The CDC quarantine is designed to protect public health by detecting monkeys who arrive with viral hemorrhagic fevers, tuberculosis, pathogens that can cause deadly diarrheal diseases, fatal diseases transmitted by mosquitoes and herpes B, a zoonotic macaque virus. Not all the monkeys make it out of quarantine alive, and these dangerous pathogens that the CDC is screening for are often missed and show up months or years later threatening public health and further undermining the utility of these monkeys as biomedical models. Post-quarantine, the surviving monkeys are dispersed to commercial facilities and laboratories around the country.
Certificates of veterinary inspection (CVIs) obtained through the Freedom of Information Act requests that PETA submitted to agriculture departments in numerous states give a further glimpse into the extent of monkey transport across the United States.
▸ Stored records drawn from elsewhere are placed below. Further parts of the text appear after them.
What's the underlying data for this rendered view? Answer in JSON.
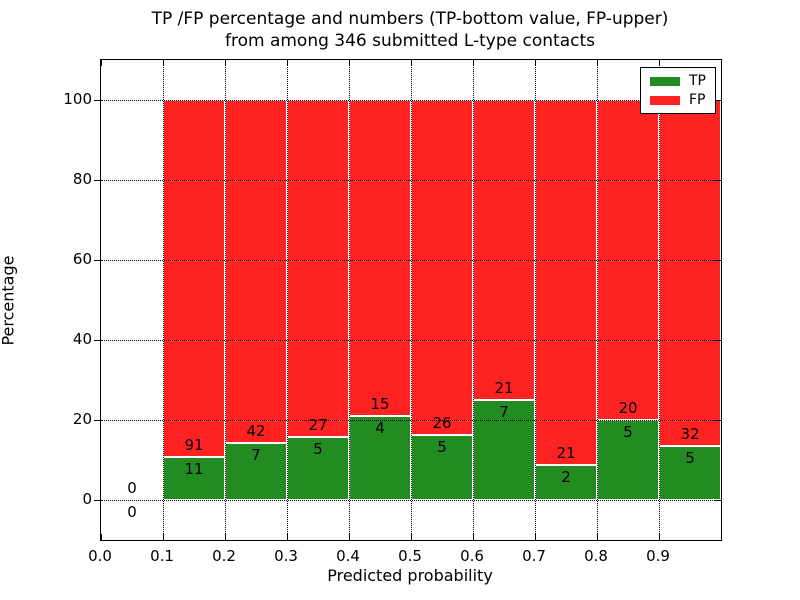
{
  "figure": {
    "background": "#ffffff",
    "text_color": "#000000",
    "title_line1": "TP /FP percentage and numbers (TP-bottom value, FP-upper)",
    "title_line2": "from among 346 submitted L-type contacts"
  },
  "chart_data": {
    "type": "bar",
    "subtype": "stacked-percentage-histogram",
    "title": "TP /FP percentage and numbers (TP-bottom value, FP-upper)\nfrom among 346 submitted L-type contacts",
    "xlabel": "Predicted probability",
    "ylabel": "Percentage",
    "xlim": [
      0.0,
      1.0
    ],
    "ylim": [
      -10,
      110
    ],
    "xticks": [
      "0.0",
      "0.1",
      "0.2",
      "0.3",
      "0.4",
      "0.5",
      "0.6",
      "0.7",
      "0.8",
      "0.9"
    ],
    "yticks": [
      "0",
      "20",
      "40",
      "60",
      "80",
      "100"
    ],
    "grid": {
      "style": "dotted",
      "color": "#000000",
      "x": true,
      "y": true
    },
    "total_submitted": 346,
    "legend": {
      "position": "upper-right",
      "entries": [
        {
          "label": "TP",
          "color": "#228b22"
        },
        {
          "label": "FP",
          "color": "#ff2222"
        }
      ]
    },
    "colors": {
      "tp": "#228b22",
      "fp": "#ff2222",
      "bar_edge": "#ffffff"
    },
    "bins": [
      {
        "x0": 0.0,
        "x1": 0.1,
        "tp": 0,
        "fp": 0,
        "tp_pct": 0,
        "draw_bar": false
      },
      {
        "x0": 0.1,
        "x1": 0.2,
        "tp": 11,
        "fp": 91,
        "tp_pct": 10.78,
        "draw_bar": true
      },
      {
        "x0": 0.2,
        "x1": 0.3,
        "tp": 7,
        "fp": 42,
        "tp_pct": 14.29,
        "draw_bar": true
      },
      {
        "x0": 0.3,
        "x1": 0.4,
        "tp": 5,
        "fp": 27,
        "tp_pct": 15.63,
        "draw_bar": true
      },
      {
        "x0": 0.4,
        "x1": 0.5,
        "tp": 4,
        "fp": 15,
        "tp_pct": 21.05,
        "draw_bar": true
      },
      {
        "x0": 0.5,
        "x1": 0.6,
        "tp": 5,
        "fp": 26,
        "tp_pct": 16.13,
        "draw_bar": true
      },
      {
        "x0": 0.6,
        "x1": 0.7,
        "tp": 7,
        "fp": 21,
        "tp_pct": 25.0,
        "draw_bar": true
      },
      {
        "x0": 0.7,
        "x1": 0.8,
        "tp": 2,
        "fp": 21,
        "tp_pct": 8.7,
        "draw_bar": true
      },
      {
        "x0": 0.8,
        "x1": 0.9,
        "tp": 5,
        "fp": 20,
        "tp_pct": 20.0,
        "draw_bar": true
      },
      {
        "x0": 0.9,
        "x1": 1.0,
        "tp": 5,
        "fp": 32,
        "tp_pct": 13.51,
        "draw_bar": true
      }
    ]
  }
}
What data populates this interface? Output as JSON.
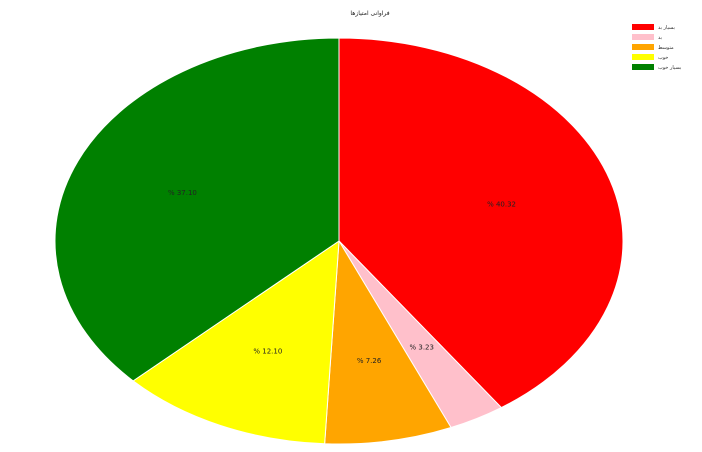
{
  "chart_data": {
    "type": "pie",
    "title": "فراوانی امتیازها",
    "categories": [
      "بسیار بد",
      "بد",
      "متوسط",
      "خوب",
      "بسیار خوب"
    ],
    "values": [
      40.32,
      3.23,
      7.26,
      12.1,
      37.1
    ],
    "labels": [
      "% 40.32",
      "% 3.23",
      "% 7.26",
      "% 12.10",
      "% 37.10"
    ],
    "colors": [
      "#ff0000",
      "#ffc0cb",
      "#ffa500",
      "#ffff00",
      "#008000"
    ],
    "start_angle": "12 o'clock",
    "direction": "clockwise",
    "legend_position": "top-right"
  }
}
CVIs are required by the U.S. Department of Agriculture when monkeys are transported across state lines. PETA has pieced together a monkey transport map with the help of data that my organization [the author is a senior science adviser on primate experimentation with PETA’s Laboratory Investigations Department] has gleaned. Each line drawn on the map represents the journey of the monkeys from the lab, breeder or importer that sold these monkeys to the facility that purchased them. There are many more routes that we have yet to uncover, and many of them have been used multiple times, sometimes dozens, since 2018.
Pause for a moment and consider the magnitude and cost of this monkey madness: In January, the disaster involving the truck transporting monkeys took place in Danville, next month, it could be in your community. No one is safe—the monkeys are on the move the moment they arrive in the United States. Packed into small wooden crates, separated from their family and friends, they’re terrified, cold and hungry. In this vulnerable and stressed condition, they are likely immunocompromised, which increases the risk that they will shed pathogens that can cause diseases in humans. Even the experimenters themselves have acknowledged that the large colonies of monkeys at their facilities—in places such as Texas, Florida, Louisiana, Georgia, North Carolina and California—are a threat to public health.
Macaques, with all their pathogens, are being rounded up from forests and urban areas and shipped thousands of miles around the globe, ostensibly to provide us with lifesaving treatments and vaccines. But it doesn’t work that way—macaques aren’t furry little humans with long tails. Their immune systems and biology are very different from ours. Despite decades of promises and hundreds of thousands of dead monkeys, experiments using monkeys have not resulted in effective vaccines for HIV, tuberculosis, malaria or other dreaded human diseases. COVID-19 experiments have shown the scientific community how irrelevant and often misleading monkey studies are.Between 2008 and 2019, more than 700,000 “specimens” (i.e., blood, tissue and body parts) from an unknown number of long-tailed macaques were exported from Asia—this is in addition to the 450,000 live long-tailed macaques who were shipped out for use in biomedical experiments. A study published in February 2022 concluded that the extraction of macaques from Asia for use in biomedical research is a multibillion-dollar industry. Macaques are extraordinarily resilient animals, but we’re pushing them over the edge.